The Act was quite an advanced piece of legislation for its time, stipulating that abortions (up to twenty weeks of gestation) could be performed by registered medical practitioners. The passage of the Act seemed to imply that a woman who decided to terminate her pregnancy would no longer be hindered by the law in making this choice, nor would she be forced to risk her life doing so. However, in the context of an under funded and unaccountable health care system, much of what was envisaged during the passage of the Act failed to materialize. To a close observer, this should not come as much of a surprise. In the political climate of that time, concern for women’s reproductive health was not a major factor in the passage of this law. In fact, it was expedited largely due to pressure from the population lobby.
Notwithstanding the few people involved in the drafting process who were genuinely concerned with improving conditions for women, the main impetus behind the Act was the belief that legalising abortion would help curb the population growth rate.
From a legal standpoint, however, the Act seemed to place India at the front line of the women’s rights movement on the issue of a woman’s right to choose the circumstances of her own childbearing. In the early 1970s, India was one of the first countries in the world to pass such a liberal abortion law. The addition of flexible criteria for eligibility such as “contraceptive failure” indicates that the legislation was not meant to be restrictive. In fact, the 1971 law could be seen as similar to laws in other countries which have legalised abortion on request as long as the woman is less than a designated number of weeks into her pregnancy.

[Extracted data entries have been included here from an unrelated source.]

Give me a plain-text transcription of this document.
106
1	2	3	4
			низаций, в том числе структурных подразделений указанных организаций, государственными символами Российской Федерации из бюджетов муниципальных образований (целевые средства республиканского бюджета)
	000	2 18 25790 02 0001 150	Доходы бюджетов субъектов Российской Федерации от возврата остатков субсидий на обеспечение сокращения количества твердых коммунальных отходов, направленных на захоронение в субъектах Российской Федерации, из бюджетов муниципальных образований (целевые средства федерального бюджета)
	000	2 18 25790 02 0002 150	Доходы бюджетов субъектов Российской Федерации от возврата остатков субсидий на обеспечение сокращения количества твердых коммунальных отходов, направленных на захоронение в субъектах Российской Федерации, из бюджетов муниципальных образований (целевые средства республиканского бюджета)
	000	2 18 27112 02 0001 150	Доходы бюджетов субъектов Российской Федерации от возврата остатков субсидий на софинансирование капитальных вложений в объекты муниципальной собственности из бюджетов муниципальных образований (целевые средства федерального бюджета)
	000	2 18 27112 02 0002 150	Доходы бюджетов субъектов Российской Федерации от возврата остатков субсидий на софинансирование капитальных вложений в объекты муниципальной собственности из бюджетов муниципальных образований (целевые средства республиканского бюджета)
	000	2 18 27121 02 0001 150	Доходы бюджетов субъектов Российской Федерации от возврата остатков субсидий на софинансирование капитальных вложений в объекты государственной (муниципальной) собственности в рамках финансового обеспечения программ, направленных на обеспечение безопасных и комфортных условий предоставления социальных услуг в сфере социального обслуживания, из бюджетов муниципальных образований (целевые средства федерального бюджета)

Abortion is a subject deeply buried within the culture of silence which obscures most matters related to sexuality. The combination of the social shame surrounding abortion and the government’s failure to spearhead an awareness campaign has made it difficult for women to get accurate information. The failure of government to provide the necessary information is not surprising as it is difficult to promote a service that does not exist in most locales. Since so very little attention was paid to educating the public about the MTP Act, many women even today still do not know that abortion is legal. Another major concern is the safety of the methods used by doctors to terminate pregnancies. Surgical abortion by dilation and curettage (D&C) is still the most commonly used method in India.D&C is done under general anesthesia and is usually an inpatient procedure.

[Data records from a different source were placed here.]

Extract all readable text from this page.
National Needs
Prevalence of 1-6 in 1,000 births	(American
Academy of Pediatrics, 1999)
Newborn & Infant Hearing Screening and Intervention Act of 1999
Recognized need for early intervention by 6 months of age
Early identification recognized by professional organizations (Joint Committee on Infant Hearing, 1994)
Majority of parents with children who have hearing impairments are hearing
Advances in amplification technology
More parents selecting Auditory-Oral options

An alternative method for early abortions is manual vacuum aspiration (MVA). MVA is easier to perform, quicker, portable, safer, and it is not dependent on an electric power connection. It is done on an outpatient basis and there is often no need for general anesthesia, which means there is less risk to the woman. Using MVA requires less sophisticated back up equipment, hence its use would mean that less equipped places would be able to conduct early term abortions safely, making the service more accessible. The government has recommended MVA for abortions of all pregnancies under 12 weeks of gestation. While D & C may be the only method many doctors are familiar with, that is not enough to justify its use in early term abortions since it entails much more risk to the patient.